I don’t think this is compelling enough in itself, for the moment, but a simpler answer is what was proposed above – just encouraging people to include an OpenID as part of their address. Researchers will bend over backwards to make people happy if they believe those people have an impact on their chances of being published or getting a grant. A little thing could provide a lot of impetus and that might bring into play the kind of effects that could result from acknowledgement and ultimately make the case that shifting to OpenID as the login system is worth the effort. This would particularly the case for funders who really want to be able to aggregate information about the people they fund effectively.
There are many details to think about here. Can I use my own domain name (yes, re-directs should be possible). Will people who use another service be at a disadvantage (probably, otherwise any business model won’t really work). Is there a business model that holds water (I think there is but the devil is in the details). Should it be non-profit or for profit or run by a respected body (I would argue that for-profit is possible and should be pursued to make sure the service keeps improving – but then we’re back with a commercial provider).

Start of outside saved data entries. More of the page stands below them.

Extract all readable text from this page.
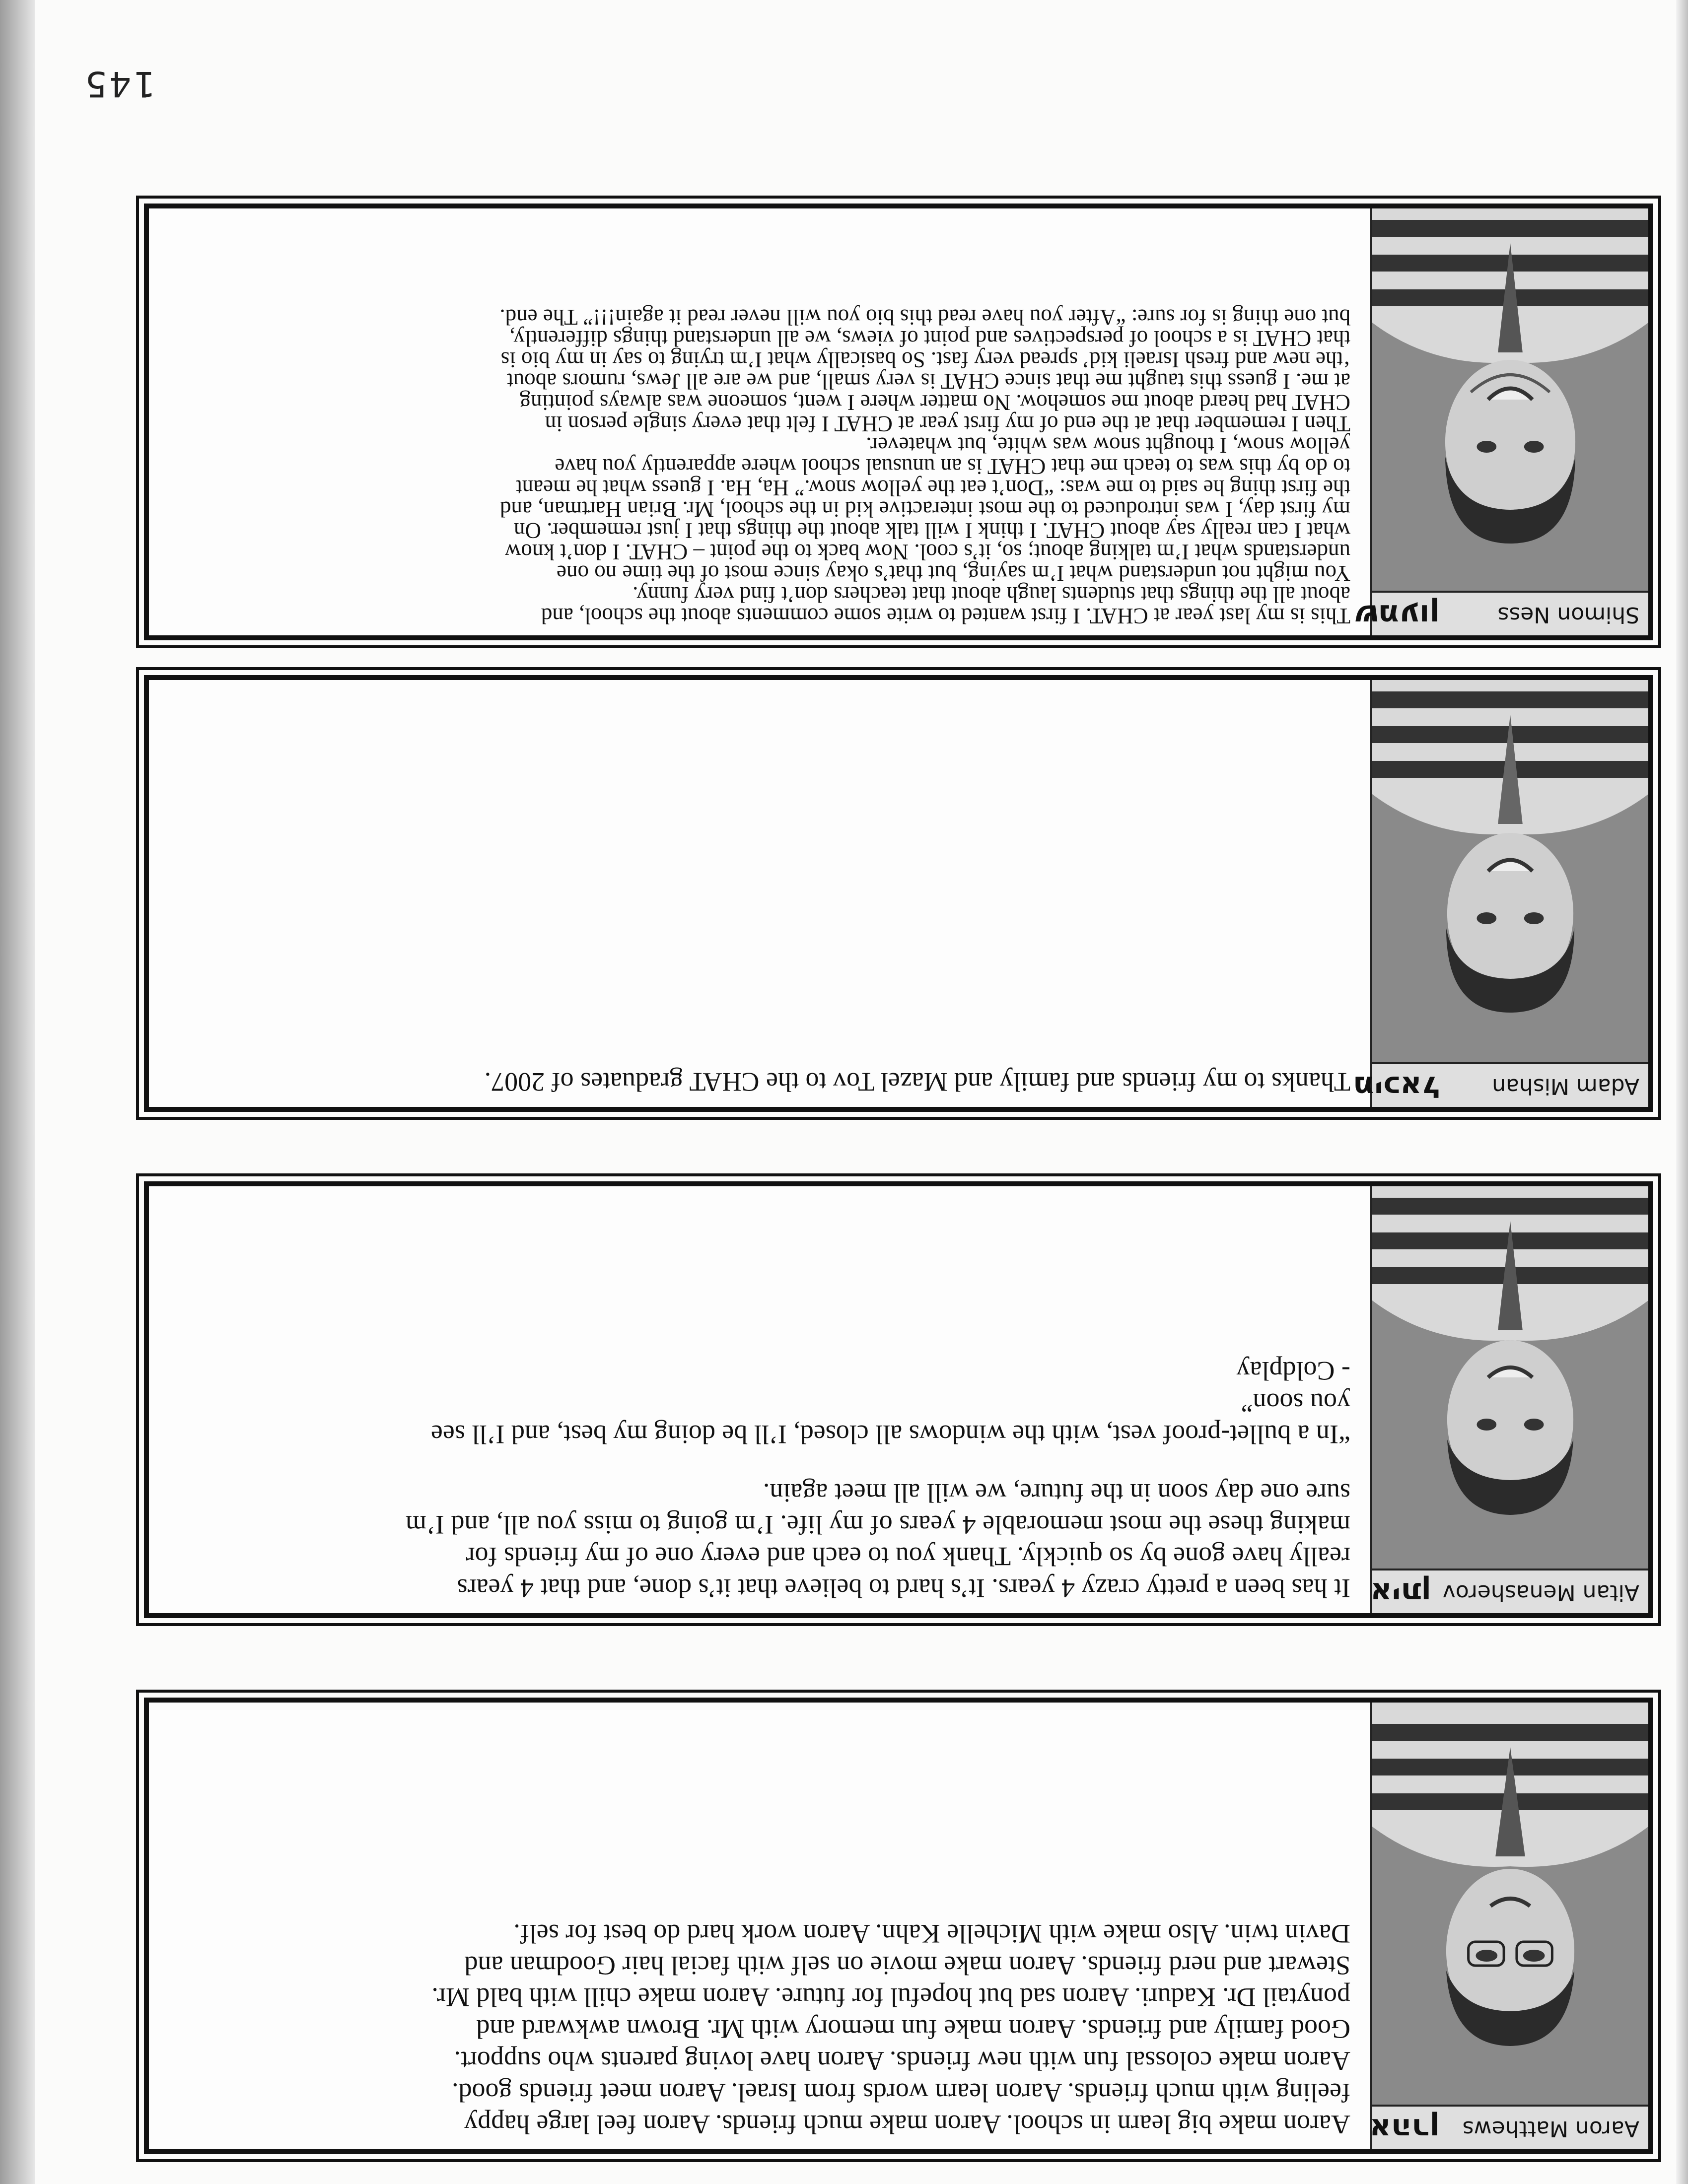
Aaron Matthews
אהרן

Aaron make big learn in school. Aaron make much friends. Aaron feel large happy
feeling with much friends. Aaron learn words from Israel. Aaron meet friends good.
Aaron make colossal fun with new friends. Aaron have loving parents who support.
Good family and friends. Aaron make fun memory with Mr. Brown awkward and
ponytail Dr. Kaduri. Aaron sad but hopeful for future. Aaron make chill with bald Mr.
Stewart and nerd friends. Aaron make movie on self with facial hair Goodman and
Davin twin. Also make with Michelle Kahn. Aaron work hard do best for self.

Aitan Menasherov
איתן

It has been a pretty crazy 4 years. It’s hard to believe that it’s done, and that 4 years
really have gone by so quickly. Thank you to each and every one of my friends for
making these the most memorable 4 years of my life. I’m going to miss you all, and I’m
sure one day soon in the future, we will all meet again.

“In a bullet-proof vest, with the windows all closed, I’ll be doing my best, and I’ll see
you soon”
- Coldplay

Adam Mishan
מיכאל

Thanks to my friends and family and Mazel Tov to the CHAT graduates of 2007.

Shimon Ness
שמעון

This is my last year at CHAT. I first wanted to write some comments about the school, and
about all the things that students laugh about that teachers don’t find very funny.
You might not understand what I’m saying, but that’s okay since most of the time no one
understands what I’m talking about; so, it’s cool. Now back to the point – CHAT. I don’t know
what I can really say about CHAT. I think I will talk about the things that I just remember. On
my first day, I was introduced to the most interactive kid in the school, Mr. Brian Hartman, and
the first thing he said to me was: “Don’t eat the yellow snow.” Ha, Ha. I guess what he meant
to do by this was to teach me that CHAT is an unusual school where apparently you have
yellow snow, I thought snow was white, but whatever.
Then I remember that at the end of my first year at CHAT I felt that every single person in
CHAT had heard about me somehow. No matter where I went, someone was always pointing
at me. I guess this taught me that since CHAT is very small, and we are all Jews, rumors about
‘the new and fresh Israeli kid’ spread very fast. So basically what I’m trying to say in my bio is
that CHAT is a school of perspectives and point of views, we all understand things differently,
but one thing is for sure: “After you have read this bio you will never read it again!!!” The end.

145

There are many good questions that need to be thought through but I think the principle of this could work, and if such an approach is to be successful it needs to get off the ground soon and fast.
Note: I am aware that a number of people are working behind the scenes on components of this and on similar ideas. Some of what is written above is derived from private conversations with these people and as soon as I know that their work has gone public I will add references and citations as appropriate at the bottom of this post.